La misura a sostegno del reddito può essere richiesta qualora la sospensione o la riduzione dell’attività lavorativa sia determinata da una crisi aziendale, ad esclusione, a decorrere del 1° gennaio 2016, dei casi di cessazione dell’attività produttiva dell’azienda o di un ramo di essa.

 

Il programma di crisi aziendale deve contenere un piano di risanamento volto a fronteggiare gli squilibri di natura produttiva, finanziaria, gestionale o derivanti da condizionamenti esterni.

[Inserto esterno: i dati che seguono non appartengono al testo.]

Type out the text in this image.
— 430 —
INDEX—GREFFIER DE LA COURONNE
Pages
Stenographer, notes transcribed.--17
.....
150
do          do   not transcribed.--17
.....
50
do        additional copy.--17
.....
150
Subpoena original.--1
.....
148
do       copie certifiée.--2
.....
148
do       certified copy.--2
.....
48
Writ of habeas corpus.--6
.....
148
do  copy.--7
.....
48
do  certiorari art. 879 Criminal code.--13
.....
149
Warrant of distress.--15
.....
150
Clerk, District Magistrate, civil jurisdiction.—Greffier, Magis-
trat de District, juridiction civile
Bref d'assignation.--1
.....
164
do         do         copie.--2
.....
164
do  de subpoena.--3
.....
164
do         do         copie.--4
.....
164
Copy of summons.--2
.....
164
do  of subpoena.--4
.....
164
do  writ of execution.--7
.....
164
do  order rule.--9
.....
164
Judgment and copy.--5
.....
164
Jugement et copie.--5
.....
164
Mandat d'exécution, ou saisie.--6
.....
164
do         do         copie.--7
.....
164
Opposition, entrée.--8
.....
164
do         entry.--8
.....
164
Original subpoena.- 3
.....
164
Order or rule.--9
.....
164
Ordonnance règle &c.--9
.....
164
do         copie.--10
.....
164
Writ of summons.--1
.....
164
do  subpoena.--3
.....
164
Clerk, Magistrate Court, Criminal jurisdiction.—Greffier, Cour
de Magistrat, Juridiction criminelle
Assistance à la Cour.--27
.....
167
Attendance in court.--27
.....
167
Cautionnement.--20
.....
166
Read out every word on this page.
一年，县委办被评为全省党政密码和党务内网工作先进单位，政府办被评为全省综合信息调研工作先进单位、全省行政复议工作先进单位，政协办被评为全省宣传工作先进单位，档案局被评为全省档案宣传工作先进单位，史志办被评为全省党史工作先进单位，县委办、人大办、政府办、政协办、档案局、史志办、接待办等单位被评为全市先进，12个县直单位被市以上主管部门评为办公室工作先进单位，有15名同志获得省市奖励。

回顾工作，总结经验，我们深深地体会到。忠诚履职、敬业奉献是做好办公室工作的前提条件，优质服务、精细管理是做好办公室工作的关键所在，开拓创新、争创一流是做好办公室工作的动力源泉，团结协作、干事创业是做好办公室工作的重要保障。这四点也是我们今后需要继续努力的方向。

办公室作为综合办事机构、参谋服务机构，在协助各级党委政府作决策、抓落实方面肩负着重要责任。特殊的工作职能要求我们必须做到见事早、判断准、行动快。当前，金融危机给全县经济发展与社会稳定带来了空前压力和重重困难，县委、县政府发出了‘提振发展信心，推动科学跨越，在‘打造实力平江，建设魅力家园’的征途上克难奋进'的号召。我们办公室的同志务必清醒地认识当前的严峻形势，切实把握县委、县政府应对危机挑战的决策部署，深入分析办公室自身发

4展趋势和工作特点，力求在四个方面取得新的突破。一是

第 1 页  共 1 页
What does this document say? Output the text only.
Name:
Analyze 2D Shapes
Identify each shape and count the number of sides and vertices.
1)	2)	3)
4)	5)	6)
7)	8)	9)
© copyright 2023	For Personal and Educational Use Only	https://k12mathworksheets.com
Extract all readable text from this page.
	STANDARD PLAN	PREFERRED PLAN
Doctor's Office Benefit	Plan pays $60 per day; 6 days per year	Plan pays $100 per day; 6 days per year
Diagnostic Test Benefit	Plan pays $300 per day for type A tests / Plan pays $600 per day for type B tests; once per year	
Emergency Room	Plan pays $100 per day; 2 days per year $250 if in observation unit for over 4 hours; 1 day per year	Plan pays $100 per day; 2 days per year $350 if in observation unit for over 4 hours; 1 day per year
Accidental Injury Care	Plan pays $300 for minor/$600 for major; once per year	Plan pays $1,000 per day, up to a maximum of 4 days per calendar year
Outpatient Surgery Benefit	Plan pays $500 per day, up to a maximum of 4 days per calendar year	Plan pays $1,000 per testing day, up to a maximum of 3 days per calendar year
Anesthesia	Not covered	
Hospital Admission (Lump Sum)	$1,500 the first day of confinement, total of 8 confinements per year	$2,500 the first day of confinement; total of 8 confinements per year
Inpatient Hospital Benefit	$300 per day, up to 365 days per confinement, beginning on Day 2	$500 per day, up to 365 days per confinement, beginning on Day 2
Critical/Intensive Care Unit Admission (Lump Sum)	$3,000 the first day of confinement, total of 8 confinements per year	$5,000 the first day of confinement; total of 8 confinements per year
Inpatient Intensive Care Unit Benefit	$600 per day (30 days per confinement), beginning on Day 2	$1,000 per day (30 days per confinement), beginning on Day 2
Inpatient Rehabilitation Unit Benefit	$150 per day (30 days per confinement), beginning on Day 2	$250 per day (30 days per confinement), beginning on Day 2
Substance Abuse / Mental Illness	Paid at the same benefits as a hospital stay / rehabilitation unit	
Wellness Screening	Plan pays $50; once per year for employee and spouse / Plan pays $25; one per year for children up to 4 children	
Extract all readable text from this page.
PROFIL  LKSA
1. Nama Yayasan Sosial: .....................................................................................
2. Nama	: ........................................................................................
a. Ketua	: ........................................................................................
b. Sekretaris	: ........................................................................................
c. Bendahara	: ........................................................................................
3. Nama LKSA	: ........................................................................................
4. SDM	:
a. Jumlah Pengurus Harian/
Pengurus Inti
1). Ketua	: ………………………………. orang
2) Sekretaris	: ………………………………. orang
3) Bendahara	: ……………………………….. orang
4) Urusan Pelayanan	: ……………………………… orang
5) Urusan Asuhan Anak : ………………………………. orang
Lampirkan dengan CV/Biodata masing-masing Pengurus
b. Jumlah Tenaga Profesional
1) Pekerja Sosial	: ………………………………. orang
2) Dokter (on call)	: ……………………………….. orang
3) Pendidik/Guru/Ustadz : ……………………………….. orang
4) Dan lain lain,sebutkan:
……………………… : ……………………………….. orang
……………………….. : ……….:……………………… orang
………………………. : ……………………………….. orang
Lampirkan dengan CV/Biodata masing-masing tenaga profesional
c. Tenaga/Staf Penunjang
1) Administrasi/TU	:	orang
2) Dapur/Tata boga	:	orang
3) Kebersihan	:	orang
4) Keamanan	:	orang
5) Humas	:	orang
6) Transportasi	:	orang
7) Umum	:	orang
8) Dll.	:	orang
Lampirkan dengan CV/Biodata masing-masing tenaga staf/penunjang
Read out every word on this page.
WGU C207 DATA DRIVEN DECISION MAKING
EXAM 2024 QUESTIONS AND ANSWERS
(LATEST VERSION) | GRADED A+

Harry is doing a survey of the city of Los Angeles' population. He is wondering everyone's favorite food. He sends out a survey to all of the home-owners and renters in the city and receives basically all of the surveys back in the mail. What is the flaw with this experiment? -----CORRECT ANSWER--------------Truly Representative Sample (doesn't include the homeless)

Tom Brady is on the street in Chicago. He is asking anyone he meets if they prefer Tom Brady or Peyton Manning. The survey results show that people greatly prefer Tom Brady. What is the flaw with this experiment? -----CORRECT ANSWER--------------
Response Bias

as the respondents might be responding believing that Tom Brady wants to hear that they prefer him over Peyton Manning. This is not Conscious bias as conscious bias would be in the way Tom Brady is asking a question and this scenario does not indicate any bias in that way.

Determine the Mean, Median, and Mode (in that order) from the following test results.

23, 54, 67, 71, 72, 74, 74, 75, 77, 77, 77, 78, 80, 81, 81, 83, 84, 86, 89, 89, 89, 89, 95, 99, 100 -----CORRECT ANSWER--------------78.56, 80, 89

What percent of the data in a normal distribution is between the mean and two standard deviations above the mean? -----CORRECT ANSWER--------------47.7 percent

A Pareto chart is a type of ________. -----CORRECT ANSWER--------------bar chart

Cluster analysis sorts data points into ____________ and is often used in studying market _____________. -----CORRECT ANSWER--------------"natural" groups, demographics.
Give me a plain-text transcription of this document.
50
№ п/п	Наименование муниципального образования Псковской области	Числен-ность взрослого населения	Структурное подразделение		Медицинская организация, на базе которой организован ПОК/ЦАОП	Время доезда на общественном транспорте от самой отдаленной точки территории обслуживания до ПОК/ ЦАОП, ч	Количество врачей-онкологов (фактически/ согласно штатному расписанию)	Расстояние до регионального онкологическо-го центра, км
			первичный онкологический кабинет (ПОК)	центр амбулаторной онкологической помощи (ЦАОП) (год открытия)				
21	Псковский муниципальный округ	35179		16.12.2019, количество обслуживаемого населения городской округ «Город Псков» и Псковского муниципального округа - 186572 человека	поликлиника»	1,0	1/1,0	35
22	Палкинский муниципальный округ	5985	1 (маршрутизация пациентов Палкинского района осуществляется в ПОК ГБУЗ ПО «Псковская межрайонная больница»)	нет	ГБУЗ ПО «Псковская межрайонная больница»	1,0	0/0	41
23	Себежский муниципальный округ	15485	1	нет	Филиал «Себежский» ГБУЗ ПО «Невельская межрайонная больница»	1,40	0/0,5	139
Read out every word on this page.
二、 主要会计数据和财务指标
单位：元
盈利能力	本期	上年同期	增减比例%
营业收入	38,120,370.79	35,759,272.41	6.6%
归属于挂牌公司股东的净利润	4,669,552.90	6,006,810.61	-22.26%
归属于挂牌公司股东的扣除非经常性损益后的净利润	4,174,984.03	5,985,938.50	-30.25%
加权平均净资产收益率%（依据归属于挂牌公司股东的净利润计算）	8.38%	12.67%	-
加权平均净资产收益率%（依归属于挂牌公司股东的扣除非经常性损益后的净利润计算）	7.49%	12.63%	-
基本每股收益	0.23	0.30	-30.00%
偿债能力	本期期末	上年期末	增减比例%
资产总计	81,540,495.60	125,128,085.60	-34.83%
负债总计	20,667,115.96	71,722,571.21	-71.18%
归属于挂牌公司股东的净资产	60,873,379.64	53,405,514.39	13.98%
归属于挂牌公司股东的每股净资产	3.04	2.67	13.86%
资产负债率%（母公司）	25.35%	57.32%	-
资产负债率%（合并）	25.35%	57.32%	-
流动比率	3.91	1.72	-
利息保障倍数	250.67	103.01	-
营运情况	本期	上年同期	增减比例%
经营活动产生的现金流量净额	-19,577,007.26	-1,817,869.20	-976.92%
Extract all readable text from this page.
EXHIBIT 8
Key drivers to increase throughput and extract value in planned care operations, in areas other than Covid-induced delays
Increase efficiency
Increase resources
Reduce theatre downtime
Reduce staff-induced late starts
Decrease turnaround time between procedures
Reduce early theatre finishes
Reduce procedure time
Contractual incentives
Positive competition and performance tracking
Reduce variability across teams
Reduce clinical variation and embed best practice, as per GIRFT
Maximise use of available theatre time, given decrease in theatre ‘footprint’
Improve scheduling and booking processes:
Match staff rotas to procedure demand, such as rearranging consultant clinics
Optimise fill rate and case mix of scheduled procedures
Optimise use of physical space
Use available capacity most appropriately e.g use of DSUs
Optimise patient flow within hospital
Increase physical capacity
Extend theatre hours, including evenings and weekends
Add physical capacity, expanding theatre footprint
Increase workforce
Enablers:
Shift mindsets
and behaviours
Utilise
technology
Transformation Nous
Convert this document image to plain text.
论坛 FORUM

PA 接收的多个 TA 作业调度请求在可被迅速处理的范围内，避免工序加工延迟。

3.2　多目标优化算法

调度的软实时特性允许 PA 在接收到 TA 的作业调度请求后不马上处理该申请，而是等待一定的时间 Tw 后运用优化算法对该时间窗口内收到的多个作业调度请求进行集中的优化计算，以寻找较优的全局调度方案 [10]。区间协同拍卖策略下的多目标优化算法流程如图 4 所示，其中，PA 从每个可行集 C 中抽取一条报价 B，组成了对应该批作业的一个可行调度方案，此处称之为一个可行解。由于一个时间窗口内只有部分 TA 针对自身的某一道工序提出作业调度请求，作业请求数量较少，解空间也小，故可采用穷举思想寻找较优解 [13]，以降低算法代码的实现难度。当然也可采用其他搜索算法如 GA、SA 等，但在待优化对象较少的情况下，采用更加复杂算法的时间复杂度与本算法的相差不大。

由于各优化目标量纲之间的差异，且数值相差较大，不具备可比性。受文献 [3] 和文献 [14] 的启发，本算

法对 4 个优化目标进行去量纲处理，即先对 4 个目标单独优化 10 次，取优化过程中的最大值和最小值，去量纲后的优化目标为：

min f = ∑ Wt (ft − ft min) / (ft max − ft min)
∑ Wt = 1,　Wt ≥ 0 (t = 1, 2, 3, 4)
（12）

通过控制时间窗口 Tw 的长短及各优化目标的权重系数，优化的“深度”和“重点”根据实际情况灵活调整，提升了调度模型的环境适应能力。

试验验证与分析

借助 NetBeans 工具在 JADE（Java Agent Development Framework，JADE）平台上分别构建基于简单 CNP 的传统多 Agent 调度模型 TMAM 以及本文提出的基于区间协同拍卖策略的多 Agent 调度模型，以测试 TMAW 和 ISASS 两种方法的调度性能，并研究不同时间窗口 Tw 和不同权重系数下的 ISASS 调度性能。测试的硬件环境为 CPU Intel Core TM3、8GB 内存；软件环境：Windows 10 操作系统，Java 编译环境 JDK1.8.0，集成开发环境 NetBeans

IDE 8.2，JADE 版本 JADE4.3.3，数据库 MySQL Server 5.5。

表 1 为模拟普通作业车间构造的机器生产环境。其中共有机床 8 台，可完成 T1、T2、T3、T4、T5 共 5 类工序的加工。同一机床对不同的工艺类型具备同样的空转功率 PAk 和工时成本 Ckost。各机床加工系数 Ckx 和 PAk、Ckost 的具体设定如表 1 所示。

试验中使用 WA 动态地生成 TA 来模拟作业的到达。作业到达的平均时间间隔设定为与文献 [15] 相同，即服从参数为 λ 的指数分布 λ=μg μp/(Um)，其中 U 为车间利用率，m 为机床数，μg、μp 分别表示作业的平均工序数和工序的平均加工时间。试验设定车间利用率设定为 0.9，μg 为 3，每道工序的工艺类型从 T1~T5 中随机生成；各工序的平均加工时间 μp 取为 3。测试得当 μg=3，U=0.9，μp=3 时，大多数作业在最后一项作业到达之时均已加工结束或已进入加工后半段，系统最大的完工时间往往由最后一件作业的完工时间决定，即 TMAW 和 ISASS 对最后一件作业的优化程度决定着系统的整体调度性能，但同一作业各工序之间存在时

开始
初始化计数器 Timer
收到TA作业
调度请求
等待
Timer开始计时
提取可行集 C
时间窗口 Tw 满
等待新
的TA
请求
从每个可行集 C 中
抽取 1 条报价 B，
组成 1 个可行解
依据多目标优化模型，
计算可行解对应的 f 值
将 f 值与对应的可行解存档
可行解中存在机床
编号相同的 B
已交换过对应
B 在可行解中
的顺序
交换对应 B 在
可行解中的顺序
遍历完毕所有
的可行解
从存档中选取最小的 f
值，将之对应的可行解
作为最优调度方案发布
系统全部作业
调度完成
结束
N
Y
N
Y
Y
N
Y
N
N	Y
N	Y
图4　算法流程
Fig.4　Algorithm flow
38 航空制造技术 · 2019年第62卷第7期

Il piano deve indicare gli interventi correttivi da affrontare e gli obbiettivi concretamente raggiungibili finalizzati alla continuazione dell’attività aziendale e alla salvaguardia occupazionale.

 

La concessione del trattamento è disposta dal Ministero del lavoro e delle politiche sociali, sulla base di specifici accordi siglati in ambito ministeriale e per periodi non superiori a 12 mesi.

 

La circolare ministeriale citata ha chiarito che, in considerazione della specialità della normativa e in presenza di un accordo siglato nell’anno 2016, con domanda ed inizio della sospensione o riduzione di orario sempre nel 2016, è possibile concedere il trattamento della durata di dodici mesi, superando il limite temporale del 31.12.2016 previsto per gli ammortizzatori sociali in deroga.

 

Restano invariati i limiti massimi delle misure di sostegno al reddito che devono rientrare nel finanziamento del Fondo sociale per occupazione e formazione pari a euro 5.286.187 per l’anno 2015 e a euro 5.510.658  per  l’anno 2016 [3].


[1] Ministero del Lavoro, Circolare n. 15 del 29.3.16.

[2] Decreto interministeriale n. 22763 del 2015.

[3] Art. 44, c. 7, D.Lgs. n.148 del 2015.